Information in Repeated Games

Original article (link) posted: 31/08/2005

Let's think about Green and Porter model.
What happens if demand becomes less stochastic so that the firms have better obserbability on their output??

Kandori (1992) "The Use of Information in Repeated Games with Imperfect Monitoring"(RES 59) answers this question in a general framework.

In the paper, using the concept called "quasi-garbling" which is Blackwell's definition of informativeness, Kandori elegantly shows that

in the general model of discounted repeated games with imperfect monitoring, the set of payoffs attainable via pure-strategy sequential equilibria becomes larger (in the sense of set inclusion) as the observability of the past actions increases. The intuition behind the assertion is that the more accurately "cheating" is detected, the easier it is to enforce coordination.

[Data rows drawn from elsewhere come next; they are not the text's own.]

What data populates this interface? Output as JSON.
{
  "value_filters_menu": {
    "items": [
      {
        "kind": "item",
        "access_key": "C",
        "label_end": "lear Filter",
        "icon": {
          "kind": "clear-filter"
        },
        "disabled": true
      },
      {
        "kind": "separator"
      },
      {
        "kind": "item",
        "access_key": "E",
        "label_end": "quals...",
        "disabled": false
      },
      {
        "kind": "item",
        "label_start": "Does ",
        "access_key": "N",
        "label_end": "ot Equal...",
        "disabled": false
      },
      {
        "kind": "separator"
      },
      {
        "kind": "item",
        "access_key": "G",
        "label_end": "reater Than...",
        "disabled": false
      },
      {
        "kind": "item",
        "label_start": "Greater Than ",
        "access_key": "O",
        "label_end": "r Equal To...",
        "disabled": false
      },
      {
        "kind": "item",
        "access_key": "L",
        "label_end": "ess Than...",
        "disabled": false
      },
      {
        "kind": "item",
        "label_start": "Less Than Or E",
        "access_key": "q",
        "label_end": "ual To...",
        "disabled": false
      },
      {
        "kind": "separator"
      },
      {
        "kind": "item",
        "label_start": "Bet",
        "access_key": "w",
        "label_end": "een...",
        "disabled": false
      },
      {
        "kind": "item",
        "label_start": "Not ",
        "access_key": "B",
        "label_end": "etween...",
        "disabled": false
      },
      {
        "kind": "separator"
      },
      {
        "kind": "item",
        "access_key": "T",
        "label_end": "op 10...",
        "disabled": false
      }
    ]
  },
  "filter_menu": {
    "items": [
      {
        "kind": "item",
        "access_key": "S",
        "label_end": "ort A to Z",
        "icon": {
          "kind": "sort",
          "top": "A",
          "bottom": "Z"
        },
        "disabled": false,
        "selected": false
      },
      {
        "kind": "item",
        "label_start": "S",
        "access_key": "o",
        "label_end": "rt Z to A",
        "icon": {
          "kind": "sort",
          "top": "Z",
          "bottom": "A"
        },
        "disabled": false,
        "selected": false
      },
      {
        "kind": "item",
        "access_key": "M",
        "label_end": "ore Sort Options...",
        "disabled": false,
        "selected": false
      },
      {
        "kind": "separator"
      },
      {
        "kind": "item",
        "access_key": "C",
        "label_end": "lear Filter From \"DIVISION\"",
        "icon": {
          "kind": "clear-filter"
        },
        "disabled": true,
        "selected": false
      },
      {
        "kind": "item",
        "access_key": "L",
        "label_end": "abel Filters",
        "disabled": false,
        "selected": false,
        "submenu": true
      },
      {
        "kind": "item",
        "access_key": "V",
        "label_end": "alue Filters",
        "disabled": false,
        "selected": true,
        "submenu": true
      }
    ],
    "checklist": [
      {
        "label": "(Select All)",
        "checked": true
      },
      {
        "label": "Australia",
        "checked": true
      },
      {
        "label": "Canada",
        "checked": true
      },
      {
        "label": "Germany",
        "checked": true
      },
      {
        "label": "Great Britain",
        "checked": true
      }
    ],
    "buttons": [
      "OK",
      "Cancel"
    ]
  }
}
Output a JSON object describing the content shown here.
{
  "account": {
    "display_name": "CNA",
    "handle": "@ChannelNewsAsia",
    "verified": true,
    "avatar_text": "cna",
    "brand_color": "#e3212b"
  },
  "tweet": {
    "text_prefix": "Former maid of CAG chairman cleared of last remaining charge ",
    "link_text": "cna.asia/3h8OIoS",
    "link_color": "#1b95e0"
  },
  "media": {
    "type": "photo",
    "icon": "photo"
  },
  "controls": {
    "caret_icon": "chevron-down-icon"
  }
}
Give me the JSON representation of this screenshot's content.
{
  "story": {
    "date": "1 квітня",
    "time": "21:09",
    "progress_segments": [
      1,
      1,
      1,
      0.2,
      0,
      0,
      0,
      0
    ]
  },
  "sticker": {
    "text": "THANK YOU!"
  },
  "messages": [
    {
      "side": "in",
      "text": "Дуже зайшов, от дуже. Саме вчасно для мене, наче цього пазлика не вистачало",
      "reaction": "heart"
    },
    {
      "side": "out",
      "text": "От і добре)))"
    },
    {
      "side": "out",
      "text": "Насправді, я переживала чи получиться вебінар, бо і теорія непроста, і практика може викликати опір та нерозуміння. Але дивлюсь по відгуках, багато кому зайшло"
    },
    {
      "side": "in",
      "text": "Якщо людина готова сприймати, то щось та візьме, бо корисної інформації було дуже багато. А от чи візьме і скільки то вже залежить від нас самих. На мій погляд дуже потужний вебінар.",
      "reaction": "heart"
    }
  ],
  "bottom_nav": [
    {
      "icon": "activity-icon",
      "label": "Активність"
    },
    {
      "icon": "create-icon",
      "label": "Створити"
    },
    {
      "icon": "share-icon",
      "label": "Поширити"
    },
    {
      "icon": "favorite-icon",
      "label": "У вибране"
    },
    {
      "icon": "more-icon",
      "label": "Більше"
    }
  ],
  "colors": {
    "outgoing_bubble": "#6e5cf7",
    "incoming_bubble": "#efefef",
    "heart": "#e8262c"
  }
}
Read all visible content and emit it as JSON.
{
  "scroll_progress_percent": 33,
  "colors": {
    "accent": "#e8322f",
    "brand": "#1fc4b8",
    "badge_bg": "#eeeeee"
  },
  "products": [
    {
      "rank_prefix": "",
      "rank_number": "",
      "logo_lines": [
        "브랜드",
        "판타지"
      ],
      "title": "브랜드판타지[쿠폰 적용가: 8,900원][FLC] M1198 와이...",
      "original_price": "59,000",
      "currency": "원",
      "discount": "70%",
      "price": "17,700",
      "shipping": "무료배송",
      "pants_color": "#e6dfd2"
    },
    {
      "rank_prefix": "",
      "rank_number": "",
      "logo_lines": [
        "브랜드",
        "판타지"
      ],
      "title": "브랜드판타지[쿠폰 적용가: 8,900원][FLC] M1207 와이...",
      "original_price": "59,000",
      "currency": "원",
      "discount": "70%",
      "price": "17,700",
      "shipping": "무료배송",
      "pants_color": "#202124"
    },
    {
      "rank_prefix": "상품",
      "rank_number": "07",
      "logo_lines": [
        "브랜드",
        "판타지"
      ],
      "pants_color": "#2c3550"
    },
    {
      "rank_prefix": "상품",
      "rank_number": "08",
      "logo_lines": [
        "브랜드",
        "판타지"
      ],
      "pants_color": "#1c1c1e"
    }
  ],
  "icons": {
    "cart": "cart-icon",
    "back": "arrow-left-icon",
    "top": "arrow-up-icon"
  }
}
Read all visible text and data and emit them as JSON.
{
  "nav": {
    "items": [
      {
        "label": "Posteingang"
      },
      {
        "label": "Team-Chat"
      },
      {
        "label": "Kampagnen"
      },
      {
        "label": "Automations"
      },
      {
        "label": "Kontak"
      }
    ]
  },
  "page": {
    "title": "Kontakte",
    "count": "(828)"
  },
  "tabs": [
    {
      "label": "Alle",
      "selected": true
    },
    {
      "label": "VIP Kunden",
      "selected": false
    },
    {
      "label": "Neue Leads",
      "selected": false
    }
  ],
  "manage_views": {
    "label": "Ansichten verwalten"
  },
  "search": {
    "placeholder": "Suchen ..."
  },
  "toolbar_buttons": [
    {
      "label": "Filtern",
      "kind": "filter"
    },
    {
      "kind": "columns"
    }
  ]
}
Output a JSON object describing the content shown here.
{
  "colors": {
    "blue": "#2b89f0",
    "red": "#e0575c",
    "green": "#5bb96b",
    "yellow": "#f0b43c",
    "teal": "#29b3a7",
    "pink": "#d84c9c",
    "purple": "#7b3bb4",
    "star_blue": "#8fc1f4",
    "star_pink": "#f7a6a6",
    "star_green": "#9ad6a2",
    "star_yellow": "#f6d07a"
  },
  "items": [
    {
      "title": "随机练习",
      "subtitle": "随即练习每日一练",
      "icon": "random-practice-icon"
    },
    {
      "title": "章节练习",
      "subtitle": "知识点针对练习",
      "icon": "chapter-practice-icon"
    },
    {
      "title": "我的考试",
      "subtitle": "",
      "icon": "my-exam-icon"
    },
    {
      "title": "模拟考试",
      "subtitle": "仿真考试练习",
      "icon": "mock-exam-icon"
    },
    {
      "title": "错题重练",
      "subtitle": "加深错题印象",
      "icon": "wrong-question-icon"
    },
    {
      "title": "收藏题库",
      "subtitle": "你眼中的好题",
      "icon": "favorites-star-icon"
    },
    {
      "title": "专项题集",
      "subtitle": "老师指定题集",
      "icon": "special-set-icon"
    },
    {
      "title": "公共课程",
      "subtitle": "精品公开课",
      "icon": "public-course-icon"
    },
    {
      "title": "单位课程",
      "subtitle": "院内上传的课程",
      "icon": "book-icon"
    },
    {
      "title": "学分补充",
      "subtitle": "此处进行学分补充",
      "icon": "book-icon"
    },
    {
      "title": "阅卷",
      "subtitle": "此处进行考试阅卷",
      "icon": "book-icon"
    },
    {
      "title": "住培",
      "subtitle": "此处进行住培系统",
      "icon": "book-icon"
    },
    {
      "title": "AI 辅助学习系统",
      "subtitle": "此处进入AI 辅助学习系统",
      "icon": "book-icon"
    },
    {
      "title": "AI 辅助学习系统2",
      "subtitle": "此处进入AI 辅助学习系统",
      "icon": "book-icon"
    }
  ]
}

Thus, the answer to the first question is

in an oligopoly model of the Green-Porter type, the best symmetric equilibrium becomes better and the most severe symmetric punishment (the worst equilibrium) becomes more severe, as the demand becomes less noisy.

The papers written by Kandori are all clear and elegant! How come he could write so many great papers... Every time I read his paper, I feel losing my confidence and realize how far where he was from where I am standing now :(

Professor Kandori was my senior thesis advisor at University of Tokyo.